Nationwide insurance fraud convictions rose 6.4 percent in 2005, but 18 fraud bureaus reported a drop in convictions from 2004 to 2005, the Coalition Against Insurance Fraud reported.

The Washington-based group said its findings, based on a study of 47 state agencies, were generally positive, but where convictions showed no growth it "is a cause for concern"

Included in the agencies reporting are those that investigate workers' compensation fraud.

From 2004 to 2005 the Coalition listed 10 states with a percentage increase of convictions and 10 with a decrease.

Listed increases were: Alaska (100 percent), Montana (100), Iowa (86), Nevada (75), New Hampshire (75), South Dakota (67), South Carolina (53), Florida (27), New Jersey (19), and New York (17).

States with a percentage decrease were: Delaware (minus-100 percent); Nebraska (minus-92); Idaho (minus-71); Rhode Island (minus-57); District of Columbia (minus-50); Louisiana (minus-18); Ohio (minus-16); Utah (minus-12), and Pennsylvania (minus-12).

The full report is online at www.InsuranceFraud.org.
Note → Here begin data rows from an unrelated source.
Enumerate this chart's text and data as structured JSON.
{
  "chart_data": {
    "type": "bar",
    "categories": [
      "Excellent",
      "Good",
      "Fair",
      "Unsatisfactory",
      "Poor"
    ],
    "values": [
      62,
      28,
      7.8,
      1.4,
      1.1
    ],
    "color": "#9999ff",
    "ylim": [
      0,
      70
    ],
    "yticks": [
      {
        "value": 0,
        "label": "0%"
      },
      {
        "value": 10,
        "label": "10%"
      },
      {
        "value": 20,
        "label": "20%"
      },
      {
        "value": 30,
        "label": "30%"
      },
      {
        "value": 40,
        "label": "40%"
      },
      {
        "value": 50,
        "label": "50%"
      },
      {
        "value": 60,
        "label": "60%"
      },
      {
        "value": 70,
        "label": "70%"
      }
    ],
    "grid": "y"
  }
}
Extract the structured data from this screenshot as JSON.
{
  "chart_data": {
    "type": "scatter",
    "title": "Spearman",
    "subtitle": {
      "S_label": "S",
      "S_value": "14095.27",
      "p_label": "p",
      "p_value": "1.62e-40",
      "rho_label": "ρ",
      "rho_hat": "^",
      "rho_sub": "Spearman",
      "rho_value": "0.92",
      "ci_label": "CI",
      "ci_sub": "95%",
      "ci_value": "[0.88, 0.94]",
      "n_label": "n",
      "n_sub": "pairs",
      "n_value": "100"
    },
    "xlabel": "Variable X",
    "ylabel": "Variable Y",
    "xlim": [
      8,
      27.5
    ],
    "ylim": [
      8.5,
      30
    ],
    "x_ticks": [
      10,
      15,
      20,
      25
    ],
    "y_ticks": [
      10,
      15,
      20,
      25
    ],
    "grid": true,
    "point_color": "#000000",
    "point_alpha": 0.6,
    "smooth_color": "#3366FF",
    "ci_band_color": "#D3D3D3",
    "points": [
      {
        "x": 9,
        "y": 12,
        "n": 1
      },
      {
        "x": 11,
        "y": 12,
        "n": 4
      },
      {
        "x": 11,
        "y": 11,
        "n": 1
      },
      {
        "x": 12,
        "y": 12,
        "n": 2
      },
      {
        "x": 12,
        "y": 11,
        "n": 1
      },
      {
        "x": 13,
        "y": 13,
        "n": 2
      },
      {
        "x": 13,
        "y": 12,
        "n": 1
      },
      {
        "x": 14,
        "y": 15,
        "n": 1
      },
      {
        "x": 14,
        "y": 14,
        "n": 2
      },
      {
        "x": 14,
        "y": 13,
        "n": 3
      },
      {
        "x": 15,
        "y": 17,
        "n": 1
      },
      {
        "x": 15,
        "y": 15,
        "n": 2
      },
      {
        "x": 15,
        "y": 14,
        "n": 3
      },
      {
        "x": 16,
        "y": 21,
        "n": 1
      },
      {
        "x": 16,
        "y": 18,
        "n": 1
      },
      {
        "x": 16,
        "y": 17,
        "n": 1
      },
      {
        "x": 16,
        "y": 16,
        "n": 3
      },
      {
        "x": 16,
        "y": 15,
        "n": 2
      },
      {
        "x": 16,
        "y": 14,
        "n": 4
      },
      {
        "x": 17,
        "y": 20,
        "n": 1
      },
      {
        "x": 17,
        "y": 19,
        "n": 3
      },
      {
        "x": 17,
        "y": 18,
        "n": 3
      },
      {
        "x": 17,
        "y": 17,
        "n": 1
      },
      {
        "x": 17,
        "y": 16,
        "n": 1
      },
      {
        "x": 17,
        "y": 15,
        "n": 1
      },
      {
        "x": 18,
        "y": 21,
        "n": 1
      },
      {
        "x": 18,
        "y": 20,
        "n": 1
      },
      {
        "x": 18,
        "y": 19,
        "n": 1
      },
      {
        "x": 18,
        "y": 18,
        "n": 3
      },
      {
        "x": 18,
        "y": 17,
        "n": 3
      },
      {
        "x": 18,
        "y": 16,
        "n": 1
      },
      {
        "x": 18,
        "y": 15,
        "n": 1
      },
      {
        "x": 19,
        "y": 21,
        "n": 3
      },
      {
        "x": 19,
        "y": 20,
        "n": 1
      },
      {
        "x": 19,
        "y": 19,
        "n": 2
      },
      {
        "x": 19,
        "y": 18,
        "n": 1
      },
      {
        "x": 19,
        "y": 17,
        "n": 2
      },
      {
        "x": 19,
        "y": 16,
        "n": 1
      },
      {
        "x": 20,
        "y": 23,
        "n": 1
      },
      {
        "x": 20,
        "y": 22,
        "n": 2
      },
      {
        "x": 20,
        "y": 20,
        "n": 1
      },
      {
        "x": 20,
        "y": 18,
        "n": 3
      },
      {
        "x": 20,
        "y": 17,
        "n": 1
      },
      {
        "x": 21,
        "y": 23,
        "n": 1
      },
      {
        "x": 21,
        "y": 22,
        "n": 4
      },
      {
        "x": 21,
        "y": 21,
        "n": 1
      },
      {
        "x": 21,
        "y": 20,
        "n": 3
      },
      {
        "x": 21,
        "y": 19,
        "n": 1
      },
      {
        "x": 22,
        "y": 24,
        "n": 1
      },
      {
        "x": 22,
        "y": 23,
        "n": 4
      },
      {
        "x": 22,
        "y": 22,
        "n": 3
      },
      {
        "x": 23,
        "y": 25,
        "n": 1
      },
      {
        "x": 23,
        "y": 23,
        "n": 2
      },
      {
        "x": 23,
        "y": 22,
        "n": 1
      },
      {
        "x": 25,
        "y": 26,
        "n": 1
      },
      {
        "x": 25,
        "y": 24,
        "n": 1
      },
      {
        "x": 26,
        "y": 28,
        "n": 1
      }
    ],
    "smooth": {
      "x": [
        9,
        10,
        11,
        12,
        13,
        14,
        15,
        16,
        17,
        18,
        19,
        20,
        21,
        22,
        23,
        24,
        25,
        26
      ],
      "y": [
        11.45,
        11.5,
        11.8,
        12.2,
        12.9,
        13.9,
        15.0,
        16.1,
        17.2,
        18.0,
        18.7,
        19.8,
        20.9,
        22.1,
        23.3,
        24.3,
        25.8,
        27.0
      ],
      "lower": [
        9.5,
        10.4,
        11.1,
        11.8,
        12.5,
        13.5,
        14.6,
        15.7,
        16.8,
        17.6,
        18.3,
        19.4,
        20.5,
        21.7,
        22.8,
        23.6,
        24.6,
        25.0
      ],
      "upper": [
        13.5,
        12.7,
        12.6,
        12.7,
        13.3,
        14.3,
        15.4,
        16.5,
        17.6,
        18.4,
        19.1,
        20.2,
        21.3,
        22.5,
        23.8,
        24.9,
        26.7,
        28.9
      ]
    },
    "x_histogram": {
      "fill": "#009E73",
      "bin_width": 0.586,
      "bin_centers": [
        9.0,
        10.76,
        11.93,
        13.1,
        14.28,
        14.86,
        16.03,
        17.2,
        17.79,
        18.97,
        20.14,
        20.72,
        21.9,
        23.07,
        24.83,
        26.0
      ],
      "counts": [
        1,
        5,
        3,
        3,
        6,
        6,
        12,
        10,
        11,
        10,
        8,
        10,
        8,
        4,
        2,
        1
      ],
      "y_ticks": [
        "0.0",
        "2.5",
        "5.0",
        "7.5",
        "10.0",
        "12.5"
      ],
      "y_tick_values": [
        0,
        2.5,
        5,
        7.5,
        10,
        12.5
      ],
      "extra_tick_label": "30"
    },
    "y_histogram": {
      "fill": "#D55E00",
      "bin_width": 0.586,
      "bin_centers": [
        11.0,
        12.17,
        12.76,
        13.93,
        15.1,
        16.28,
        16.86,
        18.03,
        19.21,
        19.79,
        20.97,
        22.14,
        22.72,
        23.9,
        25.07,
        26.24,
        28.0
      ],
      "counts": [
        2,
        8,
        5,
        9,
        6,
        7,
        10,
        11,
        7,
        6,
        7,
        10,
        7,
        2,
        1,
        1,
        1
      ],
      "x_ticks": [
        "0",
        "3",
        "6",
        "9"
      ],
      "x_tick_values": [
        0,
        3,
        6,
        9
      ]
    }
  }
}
The average docket of new cases has stayed flat since 2001, according to the report. The overall new case increase of 6.4 percent occurred mainly because two new units started feeding cases into the pipeline, the report noted.

However, fraud bureaus are making progress and may be setting the stage for even-stronger results over the next several years, the coalition's study concluded.

The coalition noted that insurers and hotlines are increasingly sending fraud bureaus more cases to investigate, and there was a 19 percent increase in 2005 over 2004.

Their study also found that fraud bureau budgets permitted the hiring of 280 more investigators.

Total cases presented for prosecution--5,467--rose 6.5 percent, the Coalition said, noting that most growth appears generated by newer fraud bureaus as their early cases wind through the pipeline. Florida had the largest growth in cases, the Coalition reported.

California, the study found, continues to convict more insurance swindlers than any other state--logging a record 1,546 convictions, ahead of Florida (493), New York (450) and New Jersey (354).

Fraud bureaus, the report found, opened more than 29,000 investigations in 2005--a 6.5 percent increase. These units opened about one case for every four they receive. Each investigator handled an average of 84 cases in 2005.

According to the study, a total of $134 million was budgeted for 42 bureaus reporting that data in 2006. California appropriated $36.8 million, and New Jersey $29.7 million.

The payoff for that outlay was those two states had the highest conviction rate per 100,000 residents--4.36 for California and 4.21 for New Jersey, the report said.

Fraud perpetrators throughout the nation were ordered to make restitution of $298.6 million in 2005, according to Coalition figures.